Concernant le rôle géostratégique de l’UE et de l’OTAN pour les États-Unis, il est intéressant de regarder ce qu’en disait en 1997 le très célèbre géopolitologue américain et conseiller à la sécurité nationale du président Jimmy Carter de 1977 à 1981 Zbigniew Brzeziński :

« Surtout, l’Europe est la tête de pont géostratégique fondamentale de l’Amérique. Pour l’Amérique, les enjeux géostratégiques sur le contient eurasien sont énormes. Plus précieuse encore que la relation avec l’archipel japonais, l’Alliance atlantique lui permet d’exercer une influence politique et d’avoir un poids militaire directement sur le continent. Au point où nous en sommes des relations américano-européennes, les nations européennes alliées dépendent des Etats-Unis pour leur sécurité. Si l’Europe s’élargissait, cela accroîtrait automatiquement l’influence directe des Etats-Unis. A l’inverse, si les liens transatlantiques se distendaient, c’en serait fini de la primauté de l’Amérique en Eurasie. Sa maîtrise de l’océan Atlantique, sa capacité à pénétrer en profondeur sur le continent se trouveraient très limitées. » (5)

Le but, à terme, était d’intégrer la Russie au bloc euro-atlantiste, d’en faire ainsi un État vassal des États-Unis, totalement « démocratisé », c’est-à-dire partie intégrante d’un vaste système mondial néolibéral sous hégémonie américaine. Il est d’ailleurs courant d’entendre dans les médias de propagande que l’OTAN ne constitue pas une menace pour la Russie. Encore une fois, il est intéressant de regarder ce qu’en disait Brzeziński :

« Ce que l’Europe, moderne, riche et démocratique, alliée à l’Amérique peut apporter à la Russie, aucune autre voie ne peut lui offrir.
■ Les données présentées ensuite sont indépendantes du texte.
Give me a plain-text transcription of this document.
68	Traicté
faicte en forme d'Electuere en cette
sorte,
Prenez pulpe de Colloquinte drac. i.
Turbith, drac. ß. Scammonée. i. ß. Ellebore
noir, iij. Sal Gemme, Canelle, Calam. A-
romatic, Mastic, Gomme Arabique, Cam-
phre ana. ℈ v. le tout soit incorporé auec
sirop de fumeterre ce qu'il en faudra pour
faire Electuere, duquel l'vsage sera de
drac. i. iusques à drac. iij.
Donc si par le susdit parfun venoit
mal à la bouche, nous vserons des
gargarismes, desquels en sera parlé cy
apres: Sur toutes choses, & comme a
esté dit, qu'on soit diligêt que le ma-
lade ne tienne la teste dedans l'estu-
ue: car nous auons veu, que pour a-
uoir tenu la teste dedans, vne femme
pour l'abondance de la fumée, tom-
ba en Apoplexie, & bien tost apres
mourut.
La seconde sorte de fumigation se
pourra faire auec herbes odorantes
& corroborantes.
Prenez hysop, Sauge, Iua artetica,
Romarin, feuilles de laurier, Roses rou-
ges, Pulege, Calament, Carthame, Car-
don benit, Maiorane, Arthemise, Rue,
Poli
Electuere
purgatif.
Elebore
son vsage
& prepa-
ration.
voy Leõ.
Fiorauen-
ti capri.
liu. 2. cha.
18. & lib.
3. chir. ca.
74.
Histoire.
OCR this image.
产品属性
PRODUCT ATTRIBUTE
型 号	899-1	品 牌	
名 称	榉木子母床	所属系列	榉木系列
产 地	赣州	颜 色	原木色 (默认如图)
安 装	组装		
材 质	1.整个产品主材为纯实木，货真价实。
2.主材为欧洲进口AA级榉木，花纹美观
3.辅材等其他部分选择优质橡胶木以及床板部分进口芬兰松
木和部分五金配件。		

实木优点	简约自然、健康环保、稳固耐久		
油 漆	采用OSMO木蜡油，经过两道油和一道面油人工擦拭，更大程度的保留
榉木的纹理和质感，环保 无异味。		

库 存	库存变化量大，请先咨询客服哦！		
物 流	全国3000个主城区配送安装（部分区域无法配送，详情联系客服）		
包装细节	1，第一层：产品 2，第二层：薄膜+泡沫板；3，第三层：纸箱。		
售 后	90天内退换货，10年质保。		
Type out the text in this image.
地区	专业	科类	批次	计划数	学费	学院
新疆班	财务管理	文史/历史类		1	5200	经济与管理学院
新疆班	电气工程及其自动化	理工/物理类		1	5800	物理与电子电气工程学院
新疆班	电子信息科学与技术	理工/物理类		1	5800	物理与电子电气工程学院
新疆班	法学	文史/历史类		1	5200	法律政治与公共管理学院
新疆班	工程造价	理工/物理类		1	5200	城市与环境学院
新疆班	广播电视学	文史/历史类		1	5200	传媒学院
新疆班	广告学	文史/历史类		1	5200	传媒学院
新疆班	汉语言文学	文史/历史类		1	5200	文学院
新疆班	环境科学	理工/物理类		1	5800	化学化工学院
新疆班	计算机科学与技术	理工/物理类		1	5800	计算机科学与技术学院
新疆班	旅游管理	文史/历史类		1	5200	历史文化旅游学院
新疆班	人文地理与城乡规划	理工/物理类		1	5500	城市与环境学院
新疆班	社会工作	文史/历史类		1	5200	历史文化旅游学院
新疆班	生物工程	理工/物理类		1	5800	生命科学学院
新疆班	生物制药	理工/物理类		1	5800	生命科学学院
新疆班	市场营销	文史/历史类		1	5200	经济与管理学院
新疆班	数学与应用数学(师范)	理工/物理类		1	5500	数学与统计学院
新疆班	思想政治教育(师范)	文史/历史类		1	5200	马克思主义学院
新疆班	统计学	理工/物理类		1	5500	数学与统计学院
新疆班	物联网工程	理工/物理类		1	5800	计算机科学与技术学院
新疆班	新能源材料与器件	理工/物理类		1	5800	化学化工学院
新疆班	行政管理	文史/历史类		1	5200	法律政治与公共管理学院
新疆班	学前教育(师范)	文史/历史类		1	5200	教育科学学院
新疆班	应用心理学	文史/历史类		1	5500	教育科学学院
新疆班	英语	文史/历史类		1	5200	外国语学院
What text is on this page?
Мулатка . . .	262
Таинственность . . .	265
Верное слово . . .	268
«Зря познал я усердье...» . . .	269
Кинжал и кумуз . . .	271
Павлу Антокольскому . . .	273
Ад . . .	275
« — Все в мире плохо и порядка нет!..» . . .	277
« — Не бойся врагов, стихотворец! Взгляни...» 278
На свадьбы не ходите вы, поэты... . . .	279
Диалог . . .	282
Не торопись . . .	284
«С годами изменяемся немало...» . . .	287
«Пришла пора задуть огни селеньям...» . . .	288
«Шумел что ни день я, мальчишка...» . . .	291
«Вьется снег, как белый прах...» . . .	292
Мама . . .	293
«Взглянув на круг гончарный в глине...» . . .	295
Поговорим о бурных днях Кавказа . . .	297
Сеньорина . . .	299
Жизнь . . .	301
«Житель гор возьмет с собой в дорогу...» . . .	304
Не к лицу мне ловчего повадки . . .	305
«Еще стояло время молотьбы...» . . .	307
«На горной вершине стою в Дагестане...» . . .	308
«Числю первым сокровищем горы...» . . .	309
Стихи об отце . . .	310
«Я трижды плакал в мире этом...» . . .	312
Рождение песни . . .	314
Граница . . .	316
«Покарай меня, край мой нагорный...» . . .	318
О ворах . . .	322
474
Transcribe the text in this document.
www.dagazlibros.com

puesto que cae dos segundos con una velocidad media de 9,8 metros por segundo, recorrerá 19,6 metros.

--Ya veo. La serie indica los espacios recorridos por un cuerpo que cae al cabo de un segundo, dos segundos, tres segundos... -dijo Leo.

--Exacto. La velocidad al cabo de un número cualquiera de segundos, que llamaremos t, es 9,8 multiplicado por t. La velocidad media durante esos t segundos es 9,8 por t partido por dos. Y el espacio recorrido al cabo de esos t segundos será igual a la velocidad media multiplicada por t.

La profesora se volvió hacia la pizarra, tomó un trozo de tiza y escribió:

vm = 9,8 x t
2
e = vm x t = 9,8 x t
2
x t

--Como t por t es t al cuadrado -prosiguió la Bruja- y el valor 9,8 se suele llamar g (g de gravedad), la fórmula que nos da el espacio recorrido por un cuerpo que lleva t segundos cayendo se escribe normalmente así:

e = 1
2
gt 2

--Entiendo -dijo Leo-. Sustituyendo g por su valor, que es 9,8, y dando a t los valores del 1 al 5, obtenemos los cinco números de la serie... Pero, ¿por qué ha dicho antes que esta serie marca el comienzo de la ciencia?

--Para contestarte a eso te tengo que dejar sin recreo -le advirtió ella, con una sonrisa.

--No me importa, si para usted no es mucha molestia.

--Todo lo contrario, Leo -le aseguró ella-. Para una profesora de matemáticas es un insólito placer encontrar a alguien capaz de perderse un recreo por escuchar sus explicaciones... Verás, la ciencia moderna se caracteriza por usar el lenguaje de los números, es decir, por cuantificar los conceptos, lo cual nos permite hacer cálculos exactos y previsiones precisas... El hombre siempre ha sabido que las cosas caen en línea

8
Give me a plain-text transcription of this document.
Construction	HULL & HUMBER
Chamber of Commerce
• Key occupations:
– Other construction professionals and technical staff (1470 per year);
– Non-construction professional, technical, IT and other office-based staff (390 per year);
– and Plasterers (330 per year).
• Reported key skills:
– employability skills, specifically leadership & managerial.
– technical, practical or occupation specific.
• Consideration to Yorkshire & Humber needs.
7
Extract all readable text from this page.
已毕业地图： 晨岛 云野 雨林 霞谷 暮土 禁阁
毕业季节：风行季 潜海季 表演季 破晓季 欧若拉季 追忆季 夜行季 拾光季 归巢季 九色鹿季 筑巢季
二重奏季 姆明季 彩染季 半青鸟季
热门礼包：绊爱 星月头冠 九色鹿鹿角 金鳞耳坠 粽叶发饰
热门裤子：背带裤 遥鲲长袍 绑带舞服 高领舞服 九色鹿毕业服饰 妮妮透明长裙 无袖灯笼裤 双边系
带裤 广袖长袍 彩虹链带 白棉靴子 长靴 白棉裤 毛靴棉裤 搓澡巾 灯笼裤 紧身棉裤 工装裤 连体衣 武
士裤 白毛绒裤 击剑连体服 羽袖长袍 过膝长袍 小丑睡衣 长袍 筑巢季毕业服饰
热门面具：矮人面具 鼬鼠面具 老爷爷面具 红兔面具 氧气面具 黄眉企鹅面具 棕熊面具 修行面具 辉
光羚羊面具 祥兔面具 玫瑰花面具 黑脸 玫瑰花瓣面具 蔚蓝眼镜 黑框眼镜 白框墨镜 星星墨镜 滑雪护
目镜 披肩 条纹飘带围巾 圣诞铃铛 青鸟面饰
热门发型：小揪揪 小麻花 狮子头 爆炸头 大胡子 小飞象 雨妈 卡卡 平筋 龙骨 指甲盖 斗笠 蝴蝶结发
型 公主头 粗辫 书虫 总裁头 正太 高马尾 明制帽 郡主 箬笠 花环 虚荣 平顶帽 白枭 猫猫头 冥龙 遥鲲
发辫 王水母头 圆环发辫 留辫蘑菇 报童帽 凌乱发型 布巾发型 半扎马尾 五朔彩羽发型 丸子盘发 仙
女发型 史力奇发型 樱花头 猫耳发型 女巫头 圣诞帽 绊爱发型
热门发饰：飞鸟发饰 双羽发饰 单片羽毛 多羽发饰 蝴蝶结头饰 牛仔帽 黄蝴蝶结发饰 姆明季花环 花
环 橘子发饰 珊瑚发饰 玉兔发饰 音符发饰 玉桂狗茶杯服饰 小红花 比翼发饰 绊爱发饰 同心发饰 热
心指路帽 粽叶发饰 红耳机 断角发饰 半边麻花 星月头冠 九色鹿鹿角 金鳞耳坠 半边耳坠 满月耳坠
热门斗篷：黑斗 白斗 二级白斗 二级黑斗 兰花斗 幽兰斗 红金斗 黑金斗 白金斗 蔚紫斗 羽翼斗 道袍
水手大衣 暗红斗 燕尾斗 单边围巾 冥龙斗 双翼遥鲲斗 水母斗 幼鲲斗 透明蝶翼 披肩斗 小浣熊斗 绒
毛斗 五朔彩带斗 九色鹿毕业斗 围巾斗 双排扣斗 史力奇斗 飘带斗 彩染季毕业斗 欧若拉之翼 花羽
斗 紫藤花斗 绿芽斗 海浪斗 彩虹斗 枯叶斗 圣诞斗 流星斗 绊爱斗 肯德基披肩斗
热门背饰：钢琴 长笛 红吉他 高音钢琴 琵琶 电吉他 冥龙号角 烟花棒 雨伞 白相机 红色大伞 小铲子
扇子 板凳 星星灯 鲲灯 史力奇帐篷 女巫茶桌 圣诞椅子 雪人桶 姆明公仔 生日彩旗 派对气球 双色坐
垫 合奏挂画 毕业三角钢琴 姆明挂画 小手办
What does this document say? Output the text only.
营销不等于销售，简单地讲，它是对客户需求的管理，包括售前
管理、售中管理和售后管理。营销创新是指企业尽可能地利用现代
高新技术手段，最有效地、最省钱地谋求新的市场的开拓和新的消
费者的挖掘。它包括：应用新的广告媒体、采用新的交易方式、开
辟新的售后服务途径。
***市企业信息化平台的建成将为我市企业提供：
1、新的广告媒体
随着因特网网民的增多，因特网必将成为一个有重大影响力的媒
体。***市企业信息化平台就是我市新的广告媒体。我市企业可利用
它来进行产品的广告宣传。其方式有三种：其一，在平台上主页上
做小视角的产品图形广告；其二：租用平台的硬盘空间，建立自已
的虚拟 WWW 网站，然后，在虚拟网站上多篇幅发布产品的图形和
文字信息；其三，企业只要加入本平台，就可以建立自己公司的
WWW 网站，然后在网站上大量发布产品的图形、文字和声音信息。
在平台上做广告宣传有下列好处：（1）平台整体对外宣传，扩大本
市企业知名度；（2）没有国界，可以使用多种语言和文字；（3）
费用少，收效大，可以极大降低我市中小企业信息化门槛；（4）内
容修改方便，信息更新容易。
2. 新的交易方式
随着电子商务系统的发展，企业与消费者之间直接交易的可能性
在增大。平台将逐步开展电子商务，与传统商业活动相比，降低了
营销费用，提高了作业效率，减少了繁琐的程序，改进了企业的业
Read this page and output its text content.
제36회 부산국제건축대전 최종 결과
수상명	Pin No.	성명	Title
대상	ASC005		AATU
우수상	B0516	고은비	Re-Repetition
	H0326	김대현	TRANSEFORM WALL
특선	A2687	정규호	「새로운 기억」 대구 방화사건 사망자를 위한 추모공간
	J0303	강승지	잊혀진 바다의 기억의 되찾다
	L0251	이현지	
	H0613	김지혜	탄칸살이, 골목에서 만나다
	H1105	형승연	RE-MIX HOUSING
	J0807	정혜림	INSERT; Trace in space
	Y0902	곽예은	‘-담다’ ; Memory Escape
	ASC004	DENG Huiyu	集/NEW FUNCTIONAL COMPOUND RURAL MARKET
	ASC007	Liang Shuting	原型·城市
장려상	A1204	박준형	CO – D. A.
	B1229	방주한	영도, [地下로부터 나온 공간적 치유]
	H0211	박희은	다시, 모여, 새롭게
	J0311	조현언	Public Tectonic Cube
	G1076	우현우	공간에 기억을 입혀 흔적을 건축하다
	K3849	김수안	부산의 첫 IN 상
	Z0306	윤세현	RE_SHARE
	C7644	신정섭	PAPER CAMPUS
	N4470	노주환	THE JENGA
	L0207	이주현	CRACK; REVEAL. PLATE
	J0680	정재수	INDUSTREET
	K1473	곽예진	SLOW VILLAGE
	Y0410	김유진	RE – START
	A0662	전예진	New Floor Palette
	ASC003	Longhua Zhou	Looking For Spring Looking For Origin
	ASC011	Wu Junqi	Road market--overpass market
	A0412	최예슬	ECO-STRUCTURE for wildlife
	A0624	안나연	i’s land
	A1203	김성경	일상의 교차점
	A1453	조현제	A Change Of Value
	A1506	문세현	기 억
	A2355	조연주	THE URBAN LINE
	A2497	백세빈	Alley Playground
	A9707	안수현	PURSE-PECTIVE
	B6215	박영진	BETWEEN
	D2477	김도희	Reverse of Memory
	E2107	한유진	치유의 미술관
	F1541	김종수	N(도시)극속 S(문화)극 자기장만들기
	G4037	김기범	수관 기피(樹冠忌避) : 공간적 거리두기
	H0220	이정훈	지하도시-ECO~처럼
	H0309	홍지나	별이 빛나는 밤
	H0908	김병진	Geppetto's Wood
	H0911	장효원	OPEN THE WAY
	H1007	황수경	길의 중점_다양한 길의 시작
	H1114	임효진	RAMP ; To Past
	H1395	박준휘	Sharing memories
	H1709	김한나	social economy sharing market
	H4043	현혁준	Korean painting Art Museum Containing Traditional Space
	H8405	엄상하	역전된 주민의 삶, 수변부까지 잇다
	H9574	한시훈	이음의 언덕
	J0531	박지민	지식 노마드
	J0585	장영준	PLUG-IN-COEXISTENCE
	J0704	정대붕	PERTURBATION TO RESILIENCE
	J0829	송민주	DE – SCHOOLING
Ni l’Europe ni l’Amérique ne constituent une menace pour la Russie, tant qu’elle développe un Etat national et démocratique, sans visées expansionnistes ». (6)

C’est-à-dire, ne constituent pas une menace pour la Russie… tant qu’elle accepte de se soumettre au bloc UE-OTAN sous hégémonie américaine ! Conclusion logique : si la Russie ne se « démocratise » pas (comprendre… si elle ne se conforme pas au modèle néolibéral occidental imposé par les États-Unis) et ne développe pas un « Etat national sans visées expansionnistes » (comprendre… si elle ne renonce pas à redevenir une puissance régionale remettant en question l’hégémonie américaine en Europe de l’est), alors l’Europe et l’Amérique constitueront une menace pour la Russie ! CQFD

Le problème est que la Russie n’a, malgré le désastre économique, politique, culturel, social, idéologique et national de l’effondrement de l’URSS, jamais renoncé à court terme à être une puissance a minima régionale et à résister à la vassalisation, et à long terme à redevenir une puissance mondiale pesant dans les relations internationales. Face à cette résistance russe aux aspirations hégémonistes des États-Unis, la stratégie américaine a consisté à essayer de contraindre la Russie à renoncer à ses ambitions (7), cela en intensifiant et en forçant l’expansion du bloc UE-OTAN vers l’est afin de priver la Russie de sa zone d’influence historique en Europe de l’est (8).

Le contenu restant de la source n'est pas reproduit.